Archivmeldung vom 24.05.2008

Bitte beachten Sie, dass die Meldung den Stand der Dinge zum Zeitpunkt ihrer Veröffentlichung am 24.05.2008 wiedergibt. Eventuelle in der Zwischenzeit veränderte Sachverhalte bleiben daher unberücksichtigt.

Freigeschaltet durch Oliver Randak

Ein Arbeitsloser wehrt sich dagegen, aus seiner Grundsicherung Unterhalt an die Ex-Frau zu zahlen.

Zehn Aktenordner hat Bernard Dec griffbereit im Wohnzimmer stehen. Der Gelsenkirchener sammelt darin Rechtstipps und Gerichtspapiere. Dec ist nicht nur arbeitslos, sondern seit 2004 auch geschieden. Manche würden ihn als hartnäckig und vielleicht etwas rechthaberisch beschreiben. „Ich habe mir viel erkämpft“, sagt der 50-Jährige. Der frühere Betriebsschlosser hat durch eifrige Recherche im Internet und etliche Klagen eine bizarre Regel des So-zialstaats offengelegt. Nicht nur wer zumutbare Arbeit verweigert, bekommt die Stütze gekürzt – auch wer eine arbeitslose Ex hat.
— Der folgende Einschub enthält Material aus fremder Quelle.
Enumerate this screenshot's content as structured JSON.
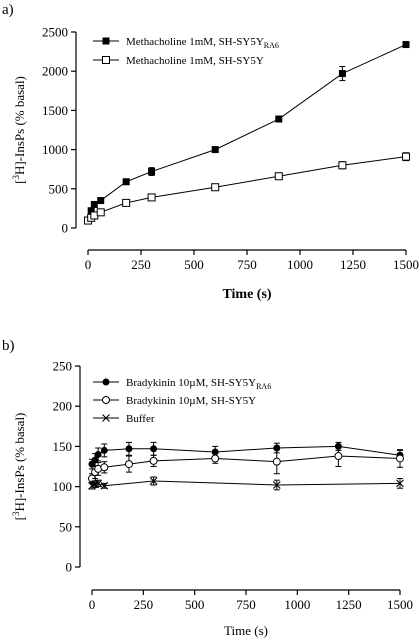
{
  "chart_data": [
    {
      "panel_label": "a)",
      "type": "line",
      "xlabel": "Time (s)",
      "ylabel_parts": {
        "pre": "[",
        "sup": "3",
        "post": "H]-InsPs (% basal)"
      },
      "xlim": [
        0,
        1500
      ],
      "ylim": [
        0,
        2500
      ],
      "xticks": [
        0,
        250,
        500,
        750,
        1000,
        1250,
        1500
      ],
      "yticks": [
        0,
        500,
        1000,
        1500,
        2000,
        2500
      ],
      "legend_position": "top-left",
      "series": [
        {
          "name": "Methacholine 1mM, SH-SY5Y",
          "name_sub": "RA6",
          "marker": "filled-square",
          "x": [
            0,
            15,
            30,
            60,
            180,
            300,
            600,
            900,
            1200,
            1500
          ],
          "y": [
            100,
            220,
            300,
            350,
            590,
            720,
            1000,
            1390,
            1970,
            2340
          ],
          "err": [
            15,
            25,
            25,
            25,
            30,
            50,
            30,
            30,
            90,
            30
          ]
        },
        {
          "name": "Methacholine 1mM, SH-SY5Y",
          "name_sub": "",
          "marker": "open-square",
          "x": [
            0,
            15,
            30,
            60,
            180,
            300,
            600,
            900,
            1200,
            1500
          ],
          "y": [
            95,
            130,
            160,
            200,
            320,
            390,
            520,
            660,
            800,
            910
          ],
          "err": [
            10,
            15,
            15,
            15,
            20,
            20,
            20,
            25,
            45,
            50
          ]
        }
      ]
    },
    {
      "panel_label": "b)",
      "type": "line",
      "xlabel": "Time (s)",
      "ylabel_parts": {
        "pre": "[",
        "sup": "3",
        "post": "H]-InsPs (% basal)"
      },
      "xlim": [
        0,
        1500
      ],
      "ylim": [
        0,
        250
      ],
      "xticks": [
        0,
        250,
        500,
        750,
        1000,
        1250,
        1500
      ],
      "yticks": [
        0,
        50,
        100,
        150,
        200,
        250
      ],
      "legend_position": "top-left",
      "series": [
        {
          "name": "Bradykinin 10µM, SH-SY5Y",
          "name_sub": "RA6",
          "marker": "filled-circle",
          "x": [
            0,
            15,
            30,
            60,
            180,
            300,
            600,
            900,
            1200,
            1500
          ],
          "y": [
            128,
            133,
            140,
            145,
            147,
            147,
            143,
            148,
            150,
            139
          ],
          "err": [
            6,
            8,
            8,
            8,
            8,
            8,
            7,
            6,
            5,
            6
          ]
        },
        {
          "name": "Bradykinin 10µM, SH-SY5Y",
          "name_sub": "",
          "marker": "open-circle",
          "x": [
            0,
            15,
            30,
            60,
            180,
            300,
            600,
            900,
            1200,
            1500
          ],
          "y": [
            110,
            118,
            122,
            124,
            128,
            132,
            135,
            131,
            138,
            135
          ],
          "err": [
            6,
            8,
            8,
            7,
            10,
            7,
            6,
            15,
            13,
            11
          ]
        },
        {
          "name": "Buffer",
          "name_sub": "",
          "marker": "cross",
          "x": [
            0,
            15,
            30,
            60,
            300,
            900,
            1500
          ],
          "y": [
            101,
            103,
            104,
            101,
            107,
            102,
            104
          ],
          "err": [
            4,
            4,
            4,
            3,
            5,
            6,
            6
          ]
        }
      ]
    }
  ]
}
Sein Fall beschäftigt nun den Petitionsausschuss des Bundestags. Gegner sind die Hartz-IV-Behörde und die Ex-Frau.

Seit März 2007 bekommt Dec Arbeitslosengeld II. 2005 fiel seine letzte Stelle als Kundenbetreuer und Sachbearbeiter einer Firma für Mobilfunkzubehör weg. Nun hat er monatlich zwischen 671 und 710 Euro – davon 347 Euro Regelsatz für Langzeitarbeitslose, 319 Euro für Unterkunft sowie zeitweise einen Aufschlag – orientiert am letzten Lohn.
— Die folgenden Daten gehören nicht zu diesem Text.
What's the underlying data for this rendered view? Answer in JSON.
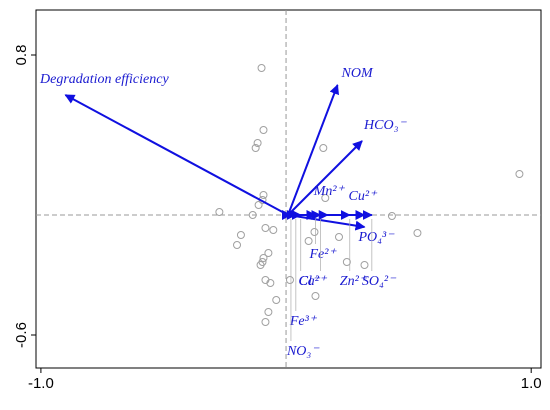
{
  "chart_data": {
    "type": "biplot",
    "xlim": [
      -1.02,
      1.04
    ],
    "ylim": [
      -0.765,
      1.025
    ],
    "xticks": [
      {
        "value": -1.0,
        "label": "-1.0"
      },
      {
        "value": 1.0,
        "label": "1.0"
      }
    ],
    "yticks": [
      -0.6,
      0.8
    ],
    "point_color": "#a0a0a0",
    "arrow_color": "#1010e0",
    "points": {
      "x": [
        -0.1,
        -0.092,
        -0.124,
        -0.116,
        -0.092,
        -0.096,
        -0.112,
        -0.272,
        -0.136,
        0.152,
        0.16,
        -0.084,
        -0.184,
        -0.2,
        -0.052,
        -0.072,
        -0.096,
        -0.104,
        -0.092,
        -0.084,
        -0.064,
        -0.04,
        -0.072,
        -0.084,
        0.016,
        0.092,
        0.116,
        0.12,
        0.216,
        0.248,
        0.32,
        0.432,
        0.536,
        0.952
      ],
      "y": [
        0.735,
        0.425,
        0.335,
        0.36,
        0.1,
        0.075,
        0.05,
        0.015,
        0,
        0.335,
        0.085,
        -0.065,
        -0.1,
        -0.15,
        -0.075,
        -0.19,
        -0.235,
        -0.25,
        -0.215,
        -0.325,
        -0.34,
        -0.425,
        -0.485,
        -0.535,
        -0.325,
        -0.13,
        -0.085,
        -0.405,
        -0.11,
        -0.235,
        -0.25,
        -0.005,
        -0.09,
        0.205
      ]
    },
    "arrows": [
      {
        "name": "Degradation efficiency",
        "x": -0.9,
        "y": 0.6
      },
      {
        "name": "NOM",
        "x": 0.21,
        "y": 0.65
      },
      {
        "name": "HCO₃⁻",
        "x": 0.31,
        "y": 0.37
      },
      {
        "name": "Mn²⁺",
        "x": 0.17,
        "y": 0.0
      },
      {
        "name": "Cu²⁺",
        "x": 0.32,
        "y": 0.0
      },
      {
        "name": "PO₄³⁻",
        "x": 0.32,
        "y": -0.06
      },
      {
        "name": "Fe²⁺",
        "x": 0.12,
        "y": 0.0
      },
      {
        "name": "Cl⁻",
        "x": 0.06,
        "y": 0.0
      },
      {
        "name": "Ca²⁺",
        "x": 0.14,
        "y": 0.0
      },
      {
        "name": "Zn²⁺",
        "x": 0.26,
        "y": 0.0
      },
      {
        "name": "SO₄²⁻",
        "x": 0.35,
        "y": 0.0
      },
      {
        "name": "Fe³⁺",
        "x": 0.04,
        "y": 0.0
      },
      {
        "name": "NO₃⁻",
        "x": 0.02,
        "y": 0.0
      }
    ]
  }
}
Nicht viel, aber aus Sicht des Gelsenkirchener Integrationscenters für Arbeit genug, um für seine ehemalige Gattin einzuspringen, die auch von Grundsicherung lebt. Was sonst als Existenzminimum gilt, lässt bei Geschiedenen Spielraum. Dec wurde zu Unterhalt verdonnert. Weder die Bundesagentur für Arbeit noch das Bundesarbeitsministerium wissen, wie viele Erwerbslose ähnlich herangezogen werden. Im Haus von Minister Olaf Scholz heißt es aber: „Ein Widerspruch ist aus Sicht des Ministeriums nicht ersichtlich.“

Der Geschiedene soll für die Ex-Frau zahlen. Doch bei ihr kommt nichts an, weil das Geld mit ihrer Stütze verrechnet wird. „Gewinner ist nur die Hartz-IV-Behörde“, schimpft er. Und findet Unterstützung im Bundestag. 139 Euro im Monat fordere die Behörde, heißt es in Ausschusspapieren. Sie nehme knapp 1400 Euro Nettogehalt an, das er mit sechs Jahren Schulbildung erzielen könne.
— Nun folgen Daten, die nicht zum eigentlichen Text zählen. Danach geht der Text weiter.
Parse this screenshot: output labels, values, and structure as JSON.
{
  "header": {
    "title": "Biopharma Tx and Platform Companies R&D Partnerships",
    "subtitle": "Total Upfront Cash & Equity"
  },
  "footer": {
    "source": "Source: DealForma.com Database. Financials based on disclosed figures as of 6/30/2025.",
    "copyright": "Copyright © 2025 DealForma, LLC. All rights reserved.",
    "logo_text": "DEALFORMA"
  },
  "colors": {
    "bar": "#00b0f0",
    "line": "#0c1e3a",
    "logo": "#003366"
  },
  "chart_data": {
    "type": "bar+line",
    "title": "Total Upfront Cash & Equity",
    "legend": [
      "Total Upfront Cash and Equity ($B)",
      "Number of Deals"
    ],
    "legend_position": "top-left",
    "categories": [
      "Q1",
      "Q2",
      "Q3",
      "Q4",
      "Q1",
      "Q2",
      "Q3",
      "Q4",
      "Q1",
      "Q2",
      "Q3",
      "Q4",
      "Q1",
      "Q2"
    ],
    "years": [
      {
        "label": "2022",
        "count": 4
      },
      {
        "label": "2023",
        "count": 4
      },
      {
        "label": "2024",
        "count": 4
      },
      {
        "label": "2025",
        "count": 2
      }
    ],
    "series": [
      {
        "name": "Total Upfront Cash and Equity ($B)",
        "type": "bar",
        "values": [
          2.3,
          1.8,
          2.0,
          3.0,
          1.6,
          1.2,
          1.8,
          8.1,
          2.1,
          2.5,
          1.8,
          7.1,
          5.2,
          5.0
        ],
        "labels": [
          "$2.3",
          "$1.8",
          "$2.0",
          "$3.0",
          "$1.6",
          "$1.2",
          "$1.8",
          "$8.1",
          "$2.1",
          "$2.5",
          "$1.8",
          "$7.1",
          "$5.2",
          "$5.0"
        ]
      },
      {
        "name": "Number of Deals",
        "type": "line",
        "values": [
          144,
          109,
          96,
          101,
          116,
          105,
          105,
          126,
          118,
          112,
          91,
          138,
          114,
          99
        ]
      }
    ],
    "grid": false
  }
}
Jeder Arbeitslose muss sich um Arbeit und Einkommen bemühen, an Unterhaltspflichtige werden aber höhere Ansprüche gestellt. Der Berichterstatter im Petitionsausschuss, der FDP-Abgeordnete Volker Wissing, fordert neue Regeln: „Entweder ist die Messlatte beim Arbeitslosengeld II zu niedrig, oder man fordert vom Betroffenen etwas, was er nicht leisten kann. Hier muss gleiches Maß gelten.“

Gerichte haben nach Recherche des Petitionsausschusses regelmäßig beschieden: Der Erwerbslose müsse beweisen, „dass er sich täglich um einen Arbeitsplatz bemüht“. Es reiche nicht aus, sich nur auf Stellenausschreibungen zu bewerben. Verlangt seien eigene Job-Annon-cen und die Suche bundesweit. Betroffene müssten Überstunden leisten und wochenends einen Zweitjob suchen.

Dec rechnet sich wenig Chancen aus: „Ich habe K.-o.-Merkmale – mein Alter und meine Schulbildung etwa.“ Der findige Mann hat zunächst eine Lösung entdeckt. Vor Gericht ließ er sich nun bescheinigen, dass er wegen Diabetes kaum einsetzbar sei: „Ich bin krank, darf nicht schwer heben.“ Da komme nur ein Job am Computer, als Pförtner oder Baumarktberater in Frage.